Cope like a Champion!
Into every life some stress must come! Things go wrong. Disappointment happens. Setbacks occur. Relationships get rocky. Conflicts pop up. Plans get derailed. Progress gets stopped. We make a mistake. Work gets undone. It’s going to happen.
When those things happen, it creates stress or anxiety. When we feel stress or anxiety, we must cope with it. And everyone has their own coping style. Our coping style is simply the behaviors we engage in when we feel the stress created by the problem we’re facing. Our choice of coping styles (Yes, we have a choice.) makes a HUGE difference in our lives. Most of the time, however, we don’t choose. We tend to revert to our “default” setting without thinking about it. That can be good or bad, depending on what our default setting is.
It’s also true that most people employ a mix of coping styles at any time in their lives, and over time our style tends to evolve and change.

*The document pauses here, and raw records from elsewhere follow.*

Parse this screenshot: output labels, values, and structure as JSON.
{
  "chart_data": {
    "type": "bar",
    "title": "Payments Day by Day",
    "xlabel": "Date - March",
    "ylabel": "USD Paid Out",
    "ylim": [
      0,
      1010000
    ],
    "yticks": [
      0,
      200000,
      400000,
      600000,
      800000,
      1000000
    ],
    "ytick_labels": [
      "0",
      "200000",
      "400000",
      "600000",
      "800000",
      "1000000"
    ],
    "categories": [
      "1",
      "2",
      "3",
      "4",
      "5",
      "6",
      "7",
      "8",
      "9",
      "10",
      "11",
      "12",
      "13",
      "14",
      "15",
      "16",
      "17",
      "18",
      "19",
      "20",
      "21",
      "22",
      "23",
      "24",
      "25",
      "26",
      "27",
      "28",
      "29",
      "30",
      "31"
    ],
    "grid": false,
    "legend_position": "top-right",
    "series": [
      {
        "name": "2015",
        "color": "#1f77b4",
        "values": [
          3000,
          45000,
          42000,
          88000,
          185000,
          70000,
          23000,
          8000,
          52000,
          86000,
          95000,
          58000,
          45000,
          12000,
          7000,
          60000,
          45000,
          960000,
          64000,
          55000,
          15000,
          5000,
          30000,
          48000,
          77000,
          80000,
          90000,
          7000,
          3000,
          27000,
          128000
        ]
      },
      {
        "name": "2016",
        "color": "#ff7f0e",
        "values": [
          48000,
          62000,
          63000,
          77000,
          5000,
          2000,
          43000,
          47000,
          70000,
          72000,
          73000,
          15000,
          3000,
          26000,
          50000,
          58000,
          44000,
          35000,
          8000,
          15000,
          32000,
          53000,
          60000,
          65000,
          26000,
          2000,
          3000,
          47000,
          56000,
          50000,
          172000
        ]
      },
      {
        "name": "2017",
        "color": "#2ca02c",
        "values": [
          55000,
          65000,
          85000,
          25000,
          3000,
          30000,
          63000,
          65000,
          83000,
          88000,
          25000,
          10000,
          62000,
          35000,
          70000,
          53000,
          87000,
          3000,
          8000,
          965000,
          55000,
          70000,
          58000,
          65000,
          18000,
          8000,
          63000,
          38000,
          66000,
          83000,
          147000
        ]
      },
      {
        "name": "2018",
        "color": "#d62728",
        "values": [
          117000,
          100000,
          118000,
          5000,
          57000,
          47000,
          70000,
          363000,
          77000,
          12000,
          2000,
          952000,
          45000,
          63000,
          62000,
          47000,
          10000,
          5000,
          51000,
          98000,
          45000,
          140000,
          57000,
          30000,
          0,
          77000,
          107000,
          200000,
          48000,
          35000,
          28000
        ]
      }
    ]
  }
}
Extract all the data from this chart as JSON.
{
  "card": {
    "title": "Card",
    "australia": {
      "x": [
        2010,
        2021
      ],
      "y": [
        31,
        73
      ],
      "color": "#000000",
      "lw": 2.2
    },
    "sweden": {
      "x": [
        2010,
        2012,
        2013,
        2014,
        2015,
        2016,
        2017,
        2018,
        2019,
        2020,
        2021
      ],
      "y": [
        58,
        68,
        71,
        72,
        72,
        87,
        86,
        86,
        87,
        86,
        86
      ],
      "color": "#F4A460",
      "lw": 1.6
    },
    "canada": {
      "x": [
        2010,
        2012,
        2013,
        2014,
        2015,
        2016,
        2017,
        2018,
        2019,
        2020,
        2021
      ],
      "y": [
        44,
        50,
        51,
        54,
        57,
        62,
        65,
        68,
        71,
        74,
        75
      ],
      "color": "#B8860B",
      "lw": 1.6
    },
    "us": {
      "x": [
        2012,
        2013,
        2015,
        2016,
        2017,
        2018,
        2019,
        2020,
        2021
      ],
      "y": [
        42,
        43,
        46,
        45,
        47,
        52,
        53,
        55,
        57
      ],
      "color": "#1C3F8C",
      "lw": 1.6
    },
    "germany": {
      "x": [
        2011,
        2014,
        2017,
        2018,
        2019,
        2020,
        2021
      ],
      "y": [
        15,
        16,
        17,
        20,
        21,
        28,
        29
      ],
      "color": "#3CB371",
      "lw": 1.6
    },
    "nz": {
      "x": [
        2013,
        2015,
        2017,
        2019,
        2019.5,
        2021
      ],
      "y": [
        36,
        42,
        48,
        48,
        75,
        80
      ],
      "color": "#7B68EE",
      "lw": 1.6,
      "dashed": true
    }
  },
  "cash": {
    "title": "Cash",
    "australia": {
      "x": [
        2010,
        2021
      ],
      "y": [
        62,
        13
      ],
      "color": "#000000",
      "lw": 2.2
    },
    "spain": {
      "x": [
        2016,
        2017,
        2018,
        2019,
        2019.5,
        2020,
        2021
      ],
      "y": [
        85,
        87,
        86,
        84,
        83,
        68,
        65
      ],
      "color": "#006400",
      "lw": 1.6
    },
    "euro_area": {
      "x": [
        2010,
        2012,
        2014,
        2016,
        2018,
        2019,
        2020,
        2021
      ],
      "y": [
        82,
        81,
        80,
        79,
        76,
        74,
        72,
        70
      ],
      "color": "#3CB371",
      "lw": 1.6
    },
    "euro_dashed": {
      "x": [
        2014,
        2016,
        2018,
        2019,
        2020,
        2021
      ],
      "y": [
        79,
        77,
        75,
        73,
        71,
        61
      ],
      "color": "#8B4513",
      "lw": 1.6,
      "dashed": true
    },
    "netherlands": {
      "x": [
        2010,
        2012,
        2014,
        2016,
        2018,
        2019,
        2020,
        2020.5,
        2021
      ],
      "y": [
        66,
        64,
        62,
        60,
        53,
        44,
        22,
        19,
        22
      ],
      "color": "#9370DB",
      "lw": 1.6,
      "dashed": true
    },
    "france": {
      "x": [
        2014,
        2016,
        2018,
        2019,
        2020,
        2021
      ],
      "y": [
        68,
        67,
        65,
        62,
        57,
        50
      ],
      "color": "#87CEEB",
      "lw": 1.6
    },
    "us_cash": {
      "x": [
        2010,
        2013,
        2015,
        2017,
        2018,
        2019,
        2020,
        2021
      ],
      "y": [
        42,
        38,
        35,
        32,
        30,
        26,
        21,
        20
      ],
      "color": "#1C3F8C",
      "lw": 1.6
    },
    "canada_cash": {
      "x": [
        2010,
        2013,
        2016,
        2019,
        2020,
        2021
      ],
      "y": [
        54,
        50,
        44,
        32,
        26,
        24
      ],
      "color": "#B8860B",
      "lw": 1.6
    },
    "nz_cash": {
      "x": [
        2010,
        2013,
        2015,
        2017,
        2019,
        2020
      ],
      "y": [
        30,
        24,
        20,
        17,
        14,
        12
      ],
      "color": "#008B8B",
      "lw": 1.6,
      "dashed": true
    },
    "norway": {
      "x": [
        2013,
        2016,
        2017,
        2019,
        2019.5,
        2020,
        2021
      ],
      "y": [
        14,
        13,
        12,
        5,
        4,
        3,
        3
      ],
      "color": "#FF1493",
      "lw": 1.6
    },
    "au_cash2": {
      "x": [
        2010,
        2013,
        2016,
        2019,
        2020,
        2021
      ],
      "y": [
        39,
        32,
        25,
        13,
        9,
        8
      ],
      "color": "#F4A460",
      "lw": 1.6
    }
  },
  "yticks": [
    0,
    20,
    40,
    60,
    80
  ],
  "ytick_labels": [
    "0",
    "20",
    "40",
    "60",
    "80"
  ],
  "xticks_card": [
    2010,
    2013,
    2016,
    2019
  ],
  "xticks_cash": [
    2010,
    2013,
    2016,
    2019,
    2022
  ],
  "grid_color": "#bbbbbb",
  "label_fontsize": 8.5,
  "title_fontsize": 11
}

Two Kinds of Coping Styles
Volumes have been written on the subject of coping styles, and it’s not practical to review them all here, but they can be summarized into two main types: Active and Avoidant. Understanding them is easy.
Active Coping Style
When people with an active coping style encounter a problem that causes them stress or anxiety, they tend to seek information about the problem, learn new skills, and acquire new materials, tools and assistance necessary to eliminate or overcome the problem.
Avoidant Coping Style
When people with an avoidant coping style encounter a situation that causes stress or anxiety, their approach is to diminish or eliminate the anxiety caused by the problem. Lots of time that means abuse of drugs or alcohol, throwing themselves obsessively into a hobby, or some addictive behavior like gambling in order to distract themselves from the anxiety caused by the problem. Possibilities here are endless.
In a Nutshell…
Active coping seeks to diminish the problem that is causing the anxiety.
Avoidant coping seeks to diminish the anxiety caused by the problem.
Quality of Life
If you’ve reached this point in the blog, you may have already arrived at the obvious implications that coping styles hold for our lives. Successful, influential, high-performing, well-adjusted and happy people all tend to have an Active Coping Style.
I love the words of folksinger Joan Baez: “Action is the antidote for despair.”